Suppose that the weight (in pounds) of an airplane is a linear function of the amount of fuel (in gallons) in its tank. When carrying 15 gallons of fuel, the airplane weighs 2087 pounds. When carrying 40 gallons of fuel, it weighs 2232 pounds. How much does the airplane weigh if it is carrying 50 gallons of fuel?

Step 1 ：Let's denote the weight of the airplane as \(y\) and the amount of fuel as \(x\). The relationship between \(y\) and \(x\) is a linear function, which can be represented by the equation \(y = mx + c\), where \(m\) is the slope of the line and \(c\) is the y-intercept.

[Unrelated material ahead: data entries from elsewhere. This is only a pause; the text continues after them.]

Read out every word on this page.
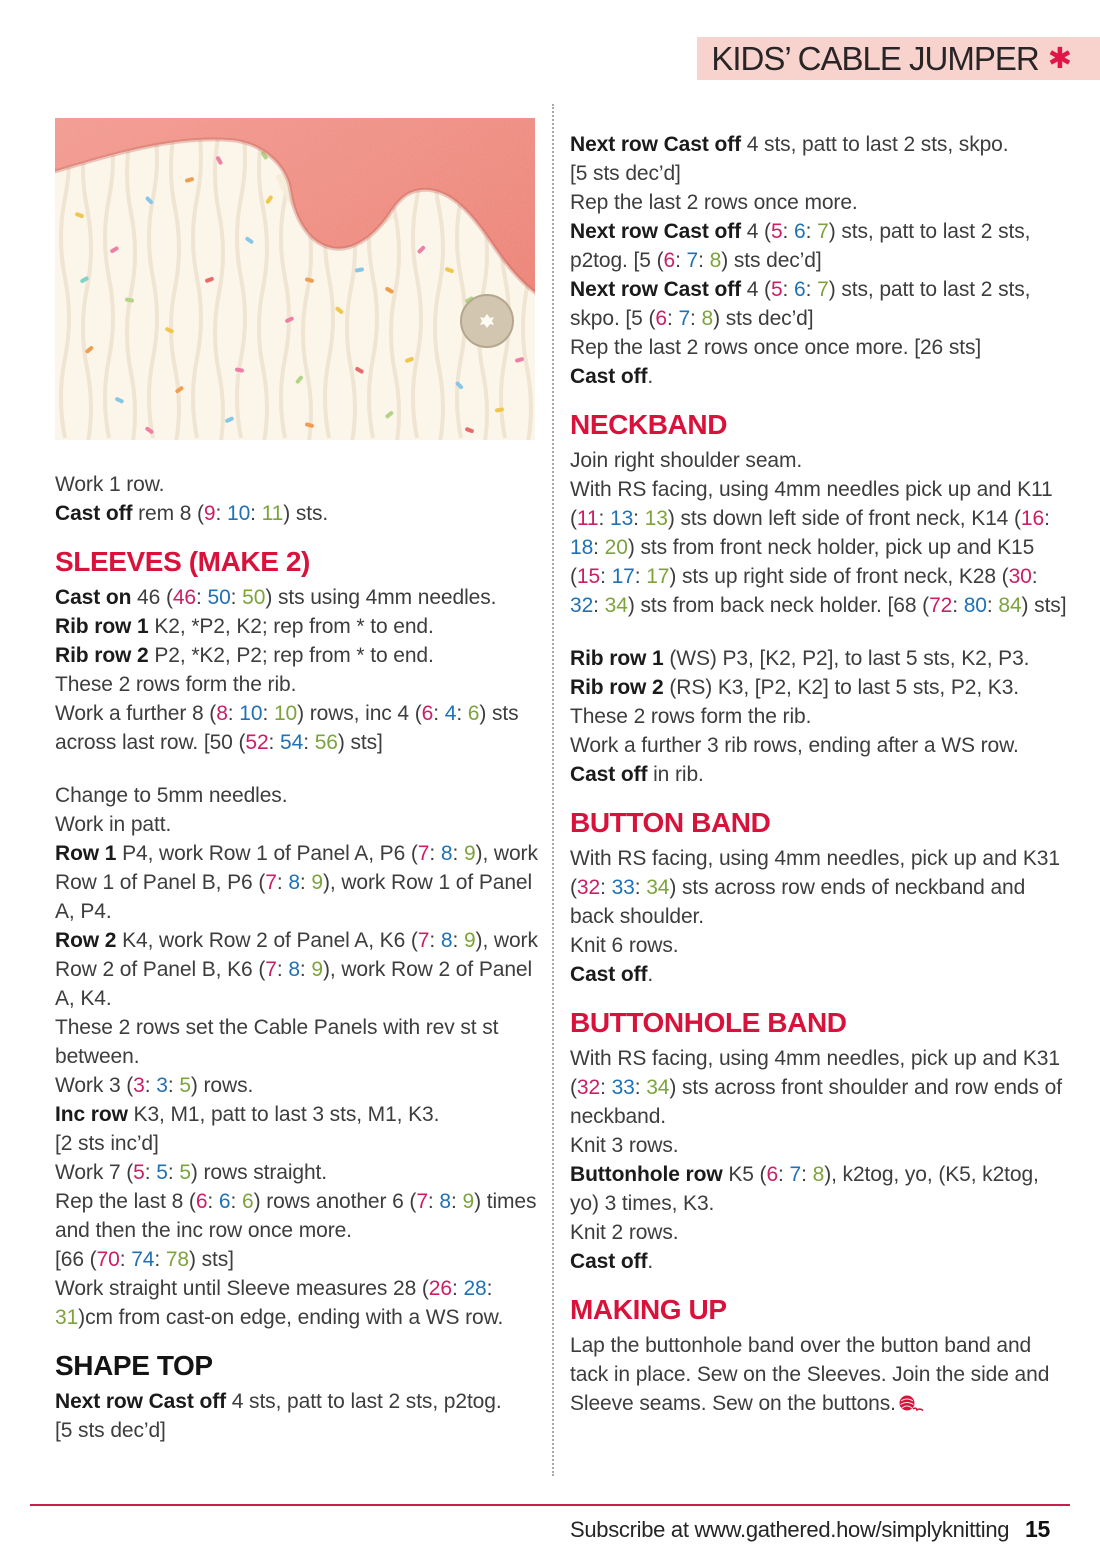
KIDS’ CABLE JUMPER ✱

Work 1 row.

Cast off rem 8 (9: 10: 11) sts.

SLEEVES (MAKE 2)

Cast on 46 (46: 50: 50) sts using 4mm needles.

Rib row 1 K2, *P2, K2; rep from * to end.

Rib row 2 P2, *K2, P2; rep from * to end.

These 2 rows form the rib.

Work a further 8 (8: 10: 10) rows, inc 4 (6: 4: 6) sts across last row. [50 (52: 54: 56) sts]

Change to 5mm needles.

Work in patt.

Row 1 P4, work Row 1 of Panel A, P6 (7: 8: 9), work Row 1 of Panel B, P6 (7: 8: 9), work Row 1 of Panel A, P4.

Row 2 K4, work Row 2 of Panel A, K6 (7: 8: 9), work Row 2 of Panel B, K6 (7: 8: 9), work Row 2 of Panel A, K4.

These 2 rows set the Cable Panels with rev st st between.

Work 3 (3: 3: 5) rows.

Inc row K3, M1, patt to last 3 sts, M1, K3.

[2 sts inc’d]

Work 7 (5: 5: 5) rows straight.

Rep the last 8 (6: 6: 6) rows another 6 (7: 8: 9) times and then the inc row once more.

[66 (70: 74: 78) sts]

Work straight until Sleeve measures 28 (26: 28: 31)cm from cast-on edge, ending with a WS row.

SHAPE TOP

Next row Cast off 4 sts, patt to last 2 sts, p2tog.

[5 sts dec’d]

Next row Cast off 4 sts, patt to last 2 sts, skpo.

[5 sts dec’d]

Rep the last 2 rows once more.

Next row Cast off 4 (5: 6: 7) sts, patt to last 2 sts, p2tog. [5 (6: 7: 8) sts dec’d]

Next row Cast off 4 (5: 6: 7) sts, patt to last 2 sts, skpo. [5 (6: 7: 8) sts dec’d]

Rep the last 2 rows once once more. [26 sts]

Cast off.

NECKBAND

Join right shoulder seam.

With RS facing, using 4mm needles pick up and K11 (11: 13: 13) sts down left side of front neck, K14 (16: 18: 20) sts from front neck holder, pick up and K15 (15: 17: 17) sts up right side of front neck, K28 (30: 32: 34) sts from back neck holder. [68 (72: 80: 84) sts]

Rib row 1 (WS) P3, [K2, P2], to last 5 sts, K2, P3.

Rib row 2 (RS) K3, [P2, K2] to last 5 sts, P2, K3.

These 2 rows form the rib.

Work a further 3 rib rows, ending after a WS row.

Cast off in rib.

BUTTON BAND

With RS facing, using 4mm needles, pick up and K31 (32: 33: 34) sts across row ends of neckband and back shoulder.

Knit 6 rows.

Cast off.

BUTTONHOLE BAND

With RS facing, using 4mm needles, pick up and K31 (32: 33: 34) sts across front shoulder and row ends of neckband.

Knit 3 rows.

Buttonhole row K5 (6: 7: 8), k2tog, yo, (K5, k2tog, yo) 3 times, K3.

Knit 2 rows.

Cast off.

MAKING UP

Lap the buttonhole band over the button band and tack in place. Sew on the Sleeves. Join the side and Sleeve seams. Sew on the buttons.

Subscribe at www.gathered.how/simplyknitting 15
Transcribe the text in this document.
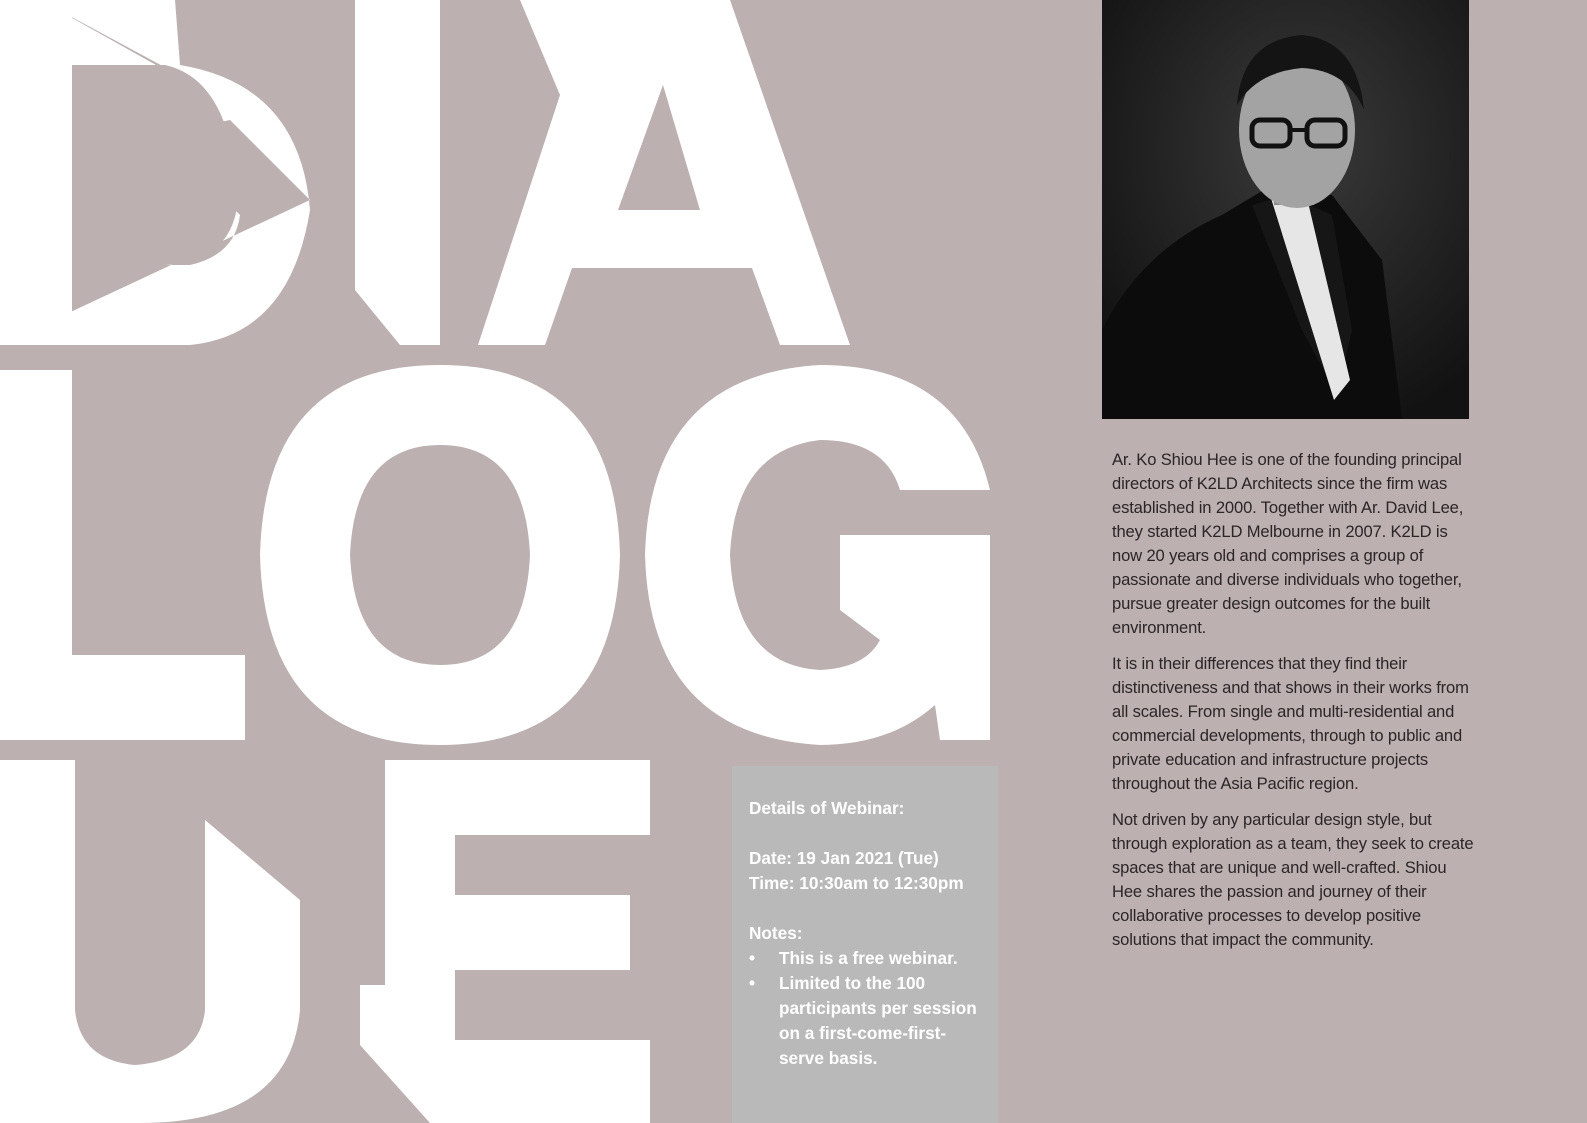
Ar. Ko Shiou Hee is one of the founding principal directors of K2LD Architects since the firm was established in 2000. Together with Ar. David Lee, they started K2LD Melbourne in 2007. K2LD is now 20 years old and comprises a group of passionate and diverse individuals who together, pursue greater design outcomes for the built environment.

It is in their differences that they find their distinctiveness and that shows in their works from all scales. From single and multi-residential and commercial developments, through to public and private education and infrastructure projects throughout the Asia Pacific region.

Not driven by any particular design style, but through exploration as a team, they seek to create spaces that are unique and well-crafted. Shiou Hee shares the passion and journey of their collaborative processes to develop positive solutions that impact the community.

Details of Webinar:

Date: 19 Jan 2021 (Tue)

Time: 10:30am to 12:30pm

Notes:

• This is a free webinar.
• Limited to the 100 participants per session on a first-come-first-serve basis.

Step 2 ：We can find the slope \(m\) by calculating the change in weight divided by the change in the amount of fuel. Given that the airplane weighs 2087 pounds when carrying 15 gallons of fuel and 2232 pounds when carrying 40 gallons of fuel, the slope \(m\) is \((2232 - 2087) / (40 - 15) = 5.8\).

Step 3 ：We can find the y-intercept \(c\) by substituting the values of a point \((x, y)\) and the slope \(m\) into the equation of the line. Using the point \((15, 2087)\), we get \(c = 2087 - 5.8 \times 15 = 2000.0\).

Step 4 ：Now that we have the equation of the line \(y = 5.8x + 2000.0\), we can find the weight of the airplane when it is carrying 50 gallons of fuel by substituting \(x = 50\) into the equation. This gives us \(y = 5.8 \times 50 + 2000.0 = 2290.0\).

Step 5 ：Final Answer: The airplane weighs \(\boxed{2290}\) pounds when it is carrying 50 gallons of fuel.